Sunday, October 07, 2007

no place like home...

...thank God for that, because I can't even stand this place. If everywhere else was like it too, i'd go crazy.
This is a ranting blog, because I have to get this off my chest. It was on my mind when I went to sleep last night, and again when I got up today. I finally heard the "are you pregnant" question. Ok, well, not ME exactly, but someone asked Larry yesterday. And this infuriates me for several reasons:

1. If I WAS, it's none of your freaking business, but thanks for asking. When that does happen, I'll be sure to let you know, since you're so concerned with my life.

2. This person sees me almost every stupid day, but just stands there and looks at me like she's got x-ray vision and is trying to see inside me to see if there's a fetus there. Rather than asking me, she asked Larry, with the excuse that I don't like her. Genius! Things like this are EXACTLY WHY I DON'T LIKE YOU. Don't go behind my back to say stuff and get information on me...go straight to the source, or just keep your stupid mouth shut.

3. This question came as a two-part question, the latter part of which I've left off until now. This part was "I didn't think you wanted any more kids." OOOOOK. I'm still trying to figure out how she can even pretend to know WHAT he wants? I told Larry he should've told her that he also didn't plan on getting married again either, but things change. I'm telling you this right now straight from the horse's mouth. YES, we want more kids, and YES, we're having another baby when we get married and more financially settled.

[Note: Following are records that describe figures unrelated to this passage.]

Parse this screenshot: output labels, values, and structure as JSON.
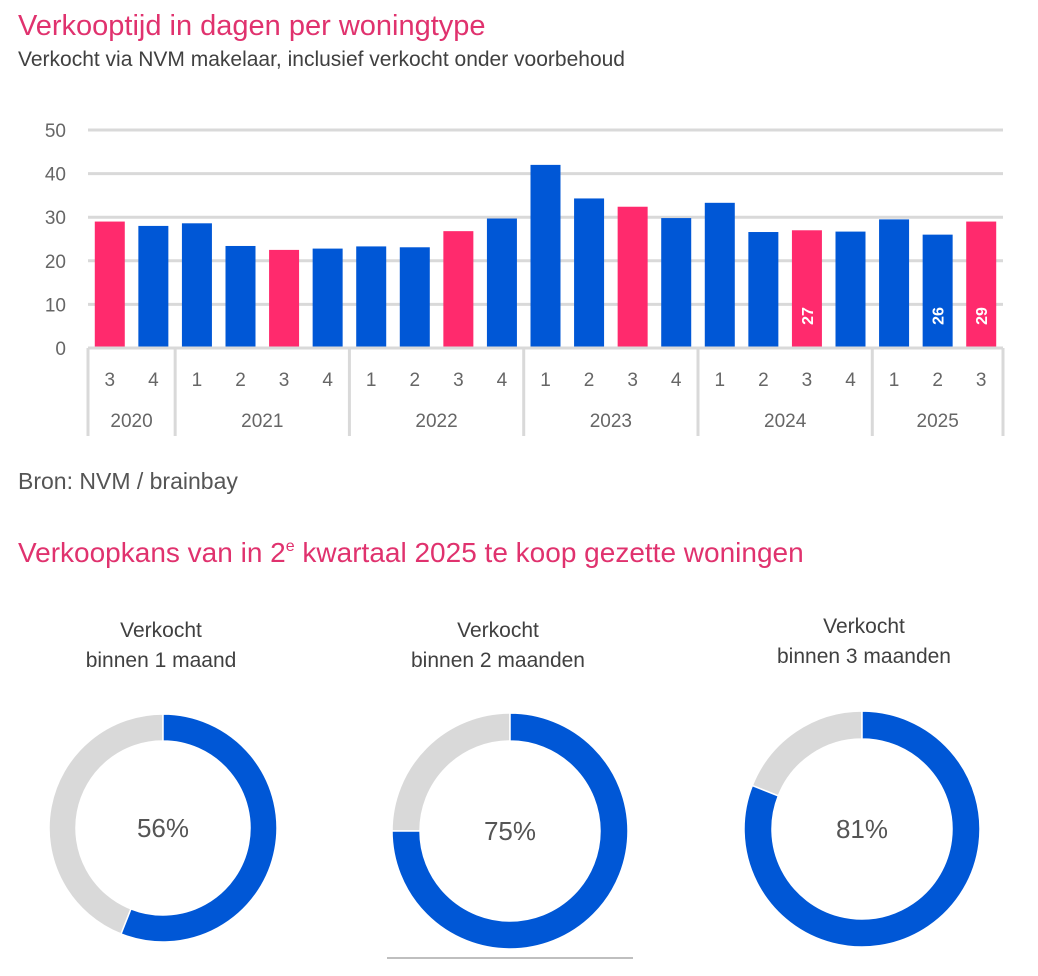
{
  "header": {
    "title": "Verkooptijd in dagen per woningtype",
    "subtitle": "Verkocht via NVM makelaar, inclusief verkocht onder voorbehoud"
  },
  "source": "Bron: NVM / brainbay",
  "section2": {
    "title_pre": "Verkoopkans van in 2",
    "title_sup": "e",
    "title_post": " kwartaal 2025 te koop gezette woningen"
  },
  "colors": {
    "accent_pink": "#ff2a6d",
    "primary_blue": "#0057d6",
    "grid": "#d9d9d9",
    "donut_rest": "#d9d9d9",
    "title_pink": "#e0326e"
  },
  "chart_data": [
    {
      "type": "bar",
      "title": "Verkooptijd in dagen per woningtype",
      "subtitle": "Verkocht via NVM makelaar, inclusief verkocht onder voorbehoud",
      "xlabel": "",
      "ylabel": "",
      "ylim": [
        0,
        50
      ],
      "yticks": [
        0,
        10,
        20,
        30,
        40,
        50
      ],
      "grid": true,
      "categories": [
        "3",
        "4",
        "1",
        "2",
        "3",
        "4",
        "1",
        "2",
        "3",
        "4",
        "1",
        "2",
        "3",
        "4",
        "1",
        "2",
        "3",
        "4",
        "1",
        "2",
        "3"
      ],
      "groups": [
        {
          "label": "2020",
          "count": 2
        },
        {
          "label": "2021",
          "count": 4
        },
        {
          "label": "2022",
          "count": 4
        },
        {
          "label": "2023",
          "count": 4
        },
        {
          "label": "2024",
          "count": 4
        },
        {
          "label": "2025",
          "count": 3
        }
      ],
      "values": [
        29,
        28,
        28.6,
        23.4,
        22.5,
        22.8,
        23.3,
        23.1,
        26.8,
        29.7,
        42,
        34.3,
        32.4,
        29.8,
        33.3,
        26.6,
        27,
        26.7,
        29.5,
        26,
        29
      ],
      "highlight": [
        true,
        false,
        false,
        false,
        true,
        false,
        false,
        false,
        true,
        false,
        false,
        false,
        true,
        false,
        false,
        false,
        true,
        false,
        false,
        false,
        true
      ],
      "data_labels": [
        null,
        null,
        null,
        null,
        null,
        null,
        null,
        null,
        null,
        null,
        null,
        null,
        null,
        null,
        null,
        null,
        "27",
        null,
        null,
        "26",
        "29"
      ]
    },
    {
      "type": "pie",
      "title": "Verkoopkans van in 2e kwartaal 2025 te koop gezette woningen",
      "charts": [
        {
          "label_line1": "Verkocht",
          "label_line2": "binnen 1 maand",
          "value": 56,
          "display": "56%"
        },
        {
          "label_line1": "Verkocht",
          "label_line2": "binnen 2 maanden",
          "value": 75,
          "display": "75%"
        },
        {
          "label_line1": "Verkocht",
          "label_line2": "binnen 3 maanden",
          "value": 81,
          "display": "81%"
        }
      ]
    }
  ]
}
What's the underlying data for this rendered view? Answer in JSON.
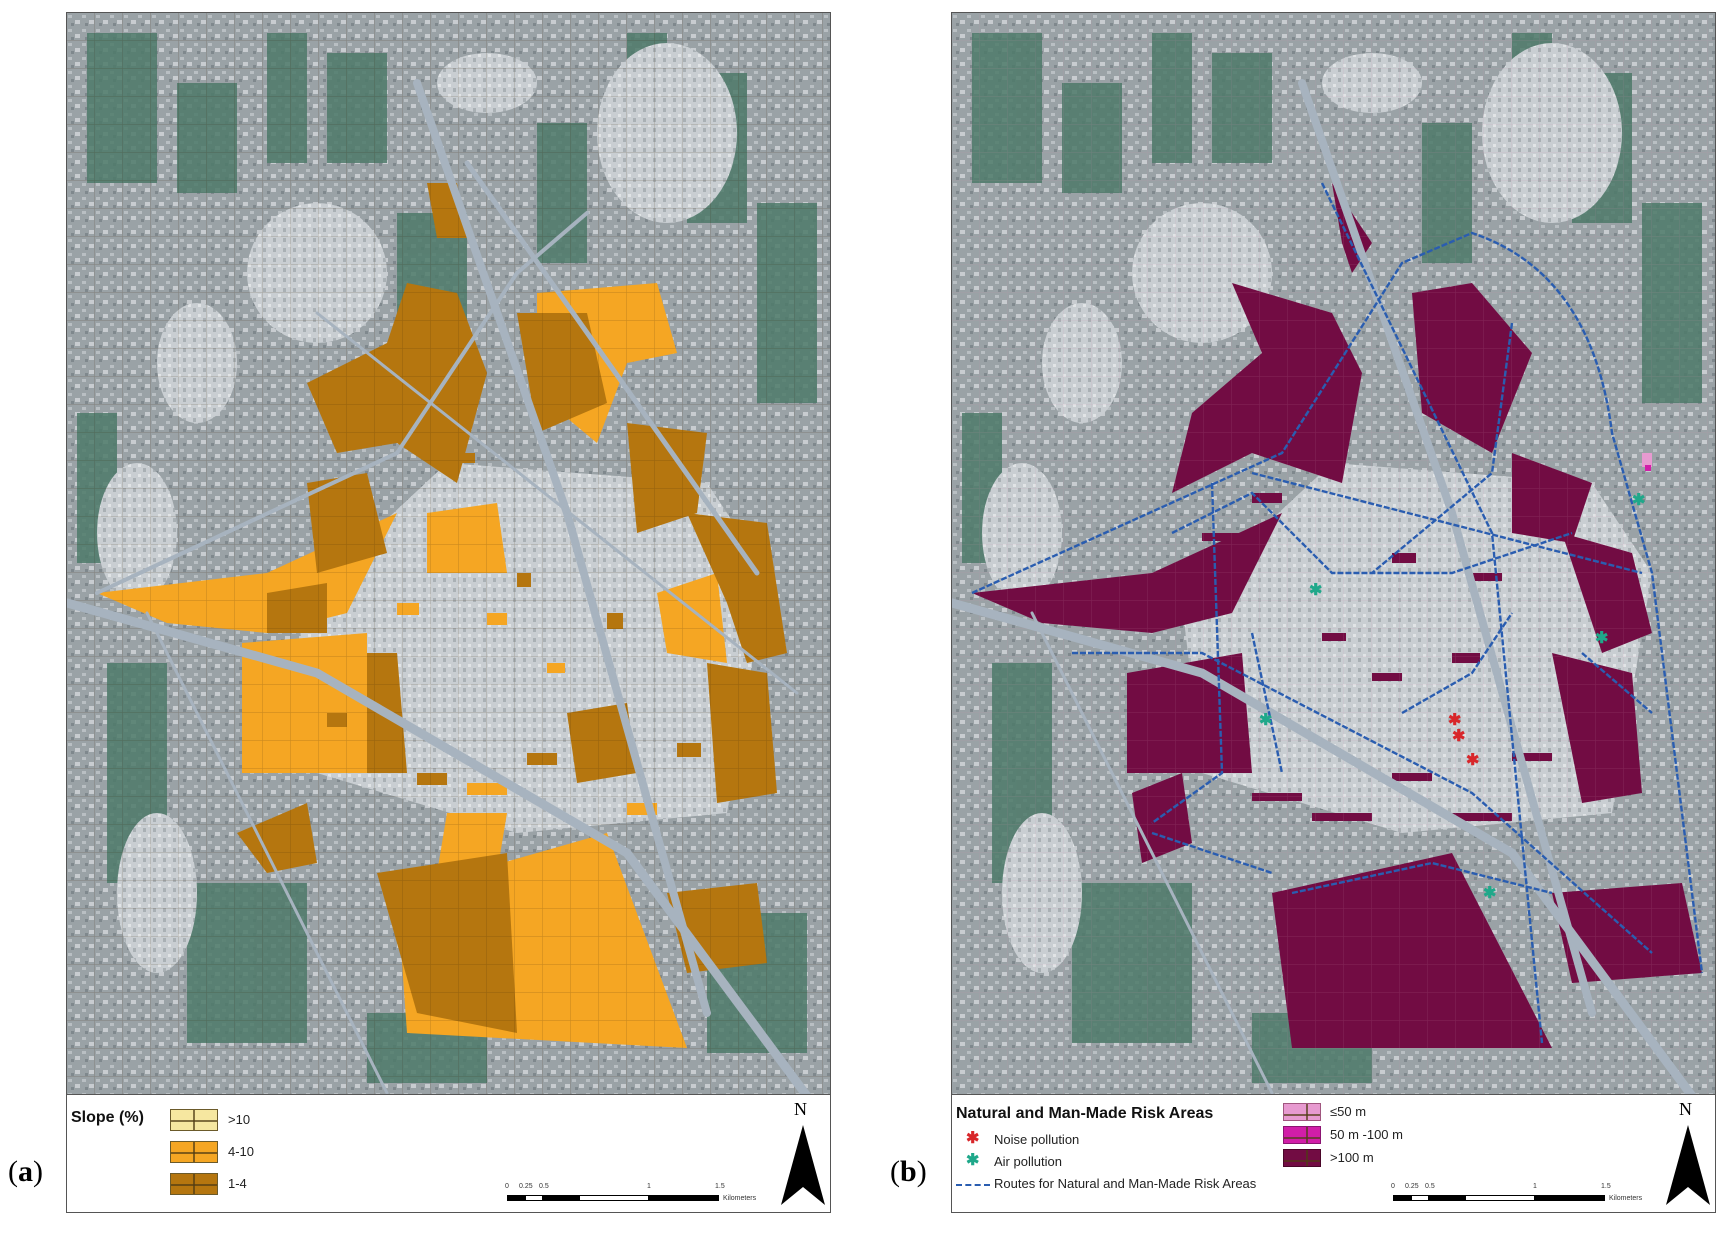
{
  "panels": [
    {
      "label_open": "(",
      "label_letter": "a",
      "label_close": ")",
      "legend_title": "Slope (%)",
      "legend_items": [
        {
          "label": ">10",
          "color": "#f6e7a0"
        },
        {
          "label": "4-10",
          "color": "#f5a623"
        },
        {
          "label": "1-4",
          "color": "#b5760f"
        }
      ],
      "scale_labels": [
        "0",
        "0.25",
        "0.5",
        "1",
        "1.5",
        "Kilometers"
      ],
      "north_label": "N"
    },
    {
      "label_open": "(",
      "label_letter": "b",
      "label_close": ")",
      "legend_title": "Natural and Man-Made Risk Areas",
      "noise_label": "Noise pollution",
      "air_label": "Air pollution",
      "routes_label": "Routes for Natural and Man-Made Risk Areas",
      "noise_color": "#d8262a",
      "air_color": "#1fa88a",
      "route_color": "#2a5db0",
      "legend_items": [
        {
          "label": "≤50 m",
          "color": "#e79ad0"
        },
        {
          "label": "50 m -100 m",
          "color": "#d11ea8"
        },
        {
          "label": ">100 m",
          "color": "#720c43"
        }
      ],
      "scale_labels": [
        "0",
        "0.25",
        "0.5",
        "1",
        "1.5",
        "Kilometers"
      ],
      "north_label": "N"
    }
  ],
  "colors": {
    "imagery_base": "#8e969a",
    "field_green": "#4e7a6a",
    "urban_light": "#c7ccd0",
    "road": "#a7b3bf",
    "slope_4_10": "#f5a623",
    "slope_1_4": "#b5760f",
    "risk_over_100": "#720c43"
  }
}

Stupid, stupid people. So, the conclusion I've drawn is this. She's friends with one of Larry's ex-girlfriends, so that has to be where it's all coming from. And this is my theory of what's in their heads. I've gained weight, and it's all in my belly/butt/thigh area, so I could pass for pregnant. BUT I'M NOT. Here's the theory: He didn't want kids, and he didn't want to get married, so what I MUST'VE DONE was get pregnant to trap him and make him marry me. Why do I think this? Because that's the way these people think. Stupid, stupid people. Maybe, just MAYBE we're getting married because WE WANT TO, and because we're in love. Imagine that concept.

So here's my statement to that elite group of Richwooders who are SOOO concerned with my life (by the way, where are your kids? They were out in the freaking ROAD last time I checked). I'm NOT pregnant...yet. YES, we want more kids, YES, we're having more kids, and when that happens, I'll make sure y'all are the first to know. I'll put a freaking full-page ad in the Chronicle just to please you.

Oh, and by the way, you're all invited to my wedding. Bring gifts.

1 Comments:

Blogger Stef said...

AND make them expensive gifts!
Wow, woman - I love when you post... you really let people have it!
I miss your posts - you should write more often. (have you seen my "new" site yet?)